Watching this now it looks like a parody of a nineties indie movie, with all the quirks that entailed, but while there was not quite as much to it as the creators might have intended, there was something about it which evoked a particular New York City atmosphere, that tone of the place which had inspired DiCillo in the first instance. Not quite the love letter to the place that say, Woody Allen's Manhattan had been, this was more content to show the less attractive areas and the main character making his way around it as he attempts to encourage his musical career to take off and gets involved with girlfriends he's not emotionally mature enough to cope with.
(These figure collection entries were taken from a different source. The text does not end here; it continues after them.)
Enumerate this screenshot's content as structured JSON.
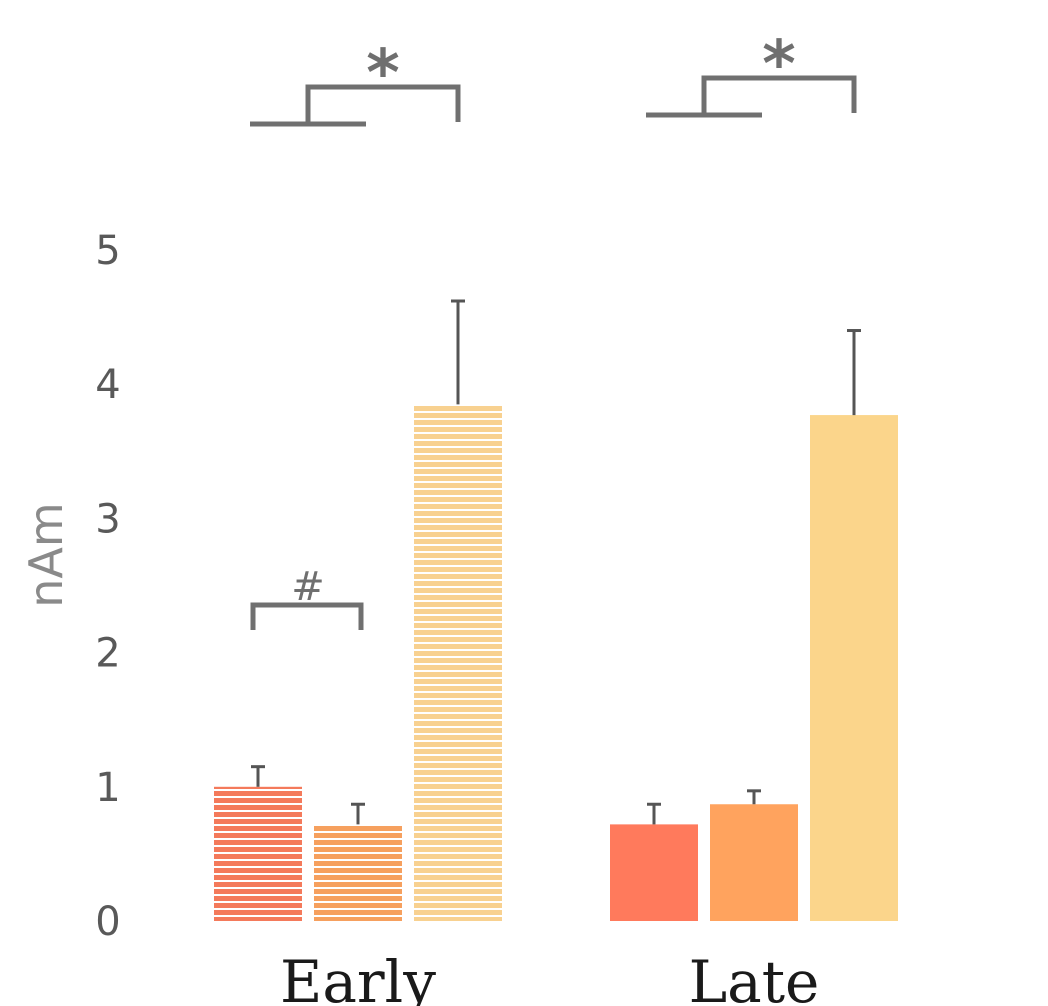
{
  "chart_data": {
    "type": "bar",
    "ylabel": "nAm",
    "ylim": [
      0,
      5
    ],
    "yticks": [
      "0",
      "1",
      "2",
      "3",
      "4",
      "5"
    ],
    "categories": [
      "Early",
      "Late"
    ],
    "series": [
      {
        "values": [
          1.0,
          0.72
        ],
        "errors": [
          0.15,
          0.15
        ],
        "colors": {
          "Early": "#f47a5b",
          "Late": "#ff7a5c"
        }
      },
      {
        "values": [
          0.72,
          0.87
        ],
        "errors": [
          0.15,
          0.1
        ],
        "colors": {
          "Early": "#f6a05e",
          "Late": "#ffa35e"
        }
      },
      {
        "values": [
          3.85,
          3.77
        ],
        "errors": [
          0.77,
          0.63
        ],
        "colors": {
          "Early": "#f8d190",
          "Late": "#fbd58b"
        }
      }
    ],
    "fill_pattern": {
      "Early": "striped",
      "Late": "solid"
    },
    "annotations": [
      {
        "text": "*",
        "group": "Early",
        "type": "pair-vs-third"
      },
      {
        "text": "*",
        "group": "Late",
        "type": "pair-vs-third"
      },
      {
        "text": "#",
        "group": "Early",
        "type": "bar1-vs-bar2"
      }
    ]
  }
}
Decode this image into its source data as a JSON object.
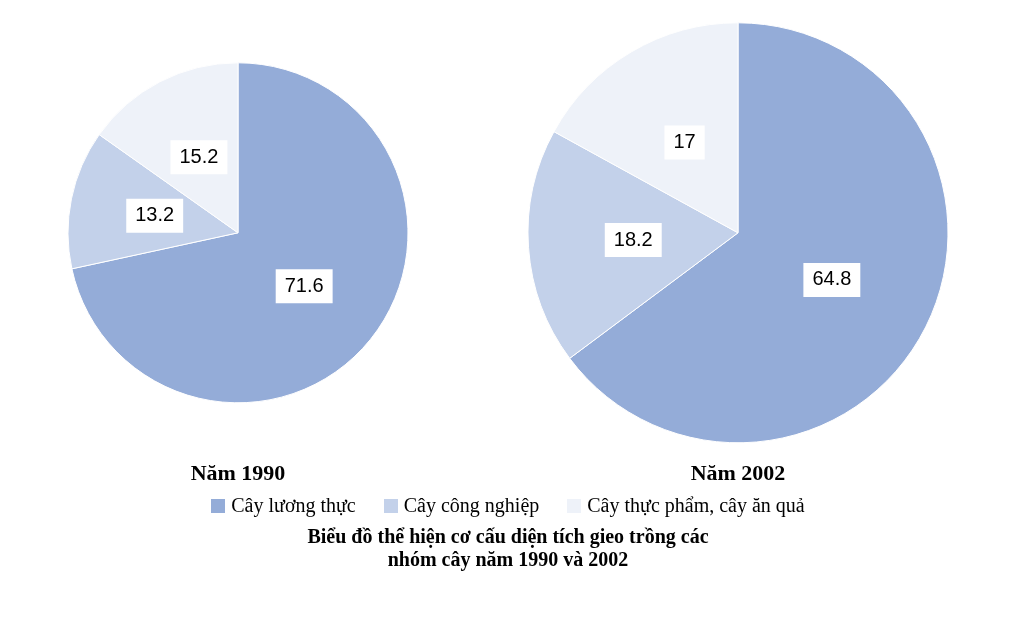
{
  "chart_data": [
    {
      "type": "pie",
      "title": "Năm 1990",
      "categories": [
        "Cây lương thực",
        "Cây công nghiệp",
        "Cây thực phẩm, cây ăn quả"
      ],
      "values": [
        71.6,
        13.2,
        15.2
      ],
      "colors": [
        "#94acd8",
        "#c3d1ea",
        "#eef2f9"
      ],
      "data_labels": true,
      "legend": "bottom",
      "annotations": [
        "Biểu đồ thể hiện cơ cấu diện tích gieo trồng các nhóm cây năm 1990 và 2002"
      ]
    },
    {
      "type": "pie",
      "title": "Năm 2002",
      "categories": [
        null,
        null,
        null
      ],
      "values": [
        64.8,
        18.2,
        17
      ],
      "colors": [
        "#94acd8",
        "#c3d1ea",
        "#eef2f9"
      ],
      "data_labels": true
    }
  ]
}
First he meets Darlette (Allison Moir) in a nightclub, and although she has a boyfriend already, a photographer who she claims beats her (we know he takes pictures because he carries a camera with him at all times) she latches onto Johnny and he responds, with reservations because if the other man hits Darlette, what will he do to him if he finds out he's being cheated on? This extends to being taken for dinner with the girl's mother (Tina Louise) for awkward conversations suggesting Darlette isn't quite mature enough for this either, which propels Johnny into the arms of Yvonne (indie queen Catherine Keener), a care worker who he saves from a subway pervert and invites her to see his band rehearse.
Although Johnny would deny it, he wishes to emulate the sound of the great fifties rockers, and his songs are pretty absurd though he does perform them with conviction (and his occasional band includes Samuel L. Jackson on double bass), but we can see that he's going precisely nowhere with them. Not even when he meets proper rock star Freak Storm (Nick Cave) and seems to be on the verge of a big break can he capitalise on it, yet DiCillo doesn't seem quite certain whether to show that as Johnny's fault or part of the circumstances. Nor is it clear whether we're meant to sympathise with him or see him as an object of ridicule as he heads towards more obnoxious behaviour when his life reaches a crisis partly of his own unintentional devising, though that does teach him a lesson about how to cope by the end. Another thing that could have been more obvious was if Johnny was simply an idiot, but you do warm to him in spite of his poor choices. Music by Jim Farmer and Link Wray.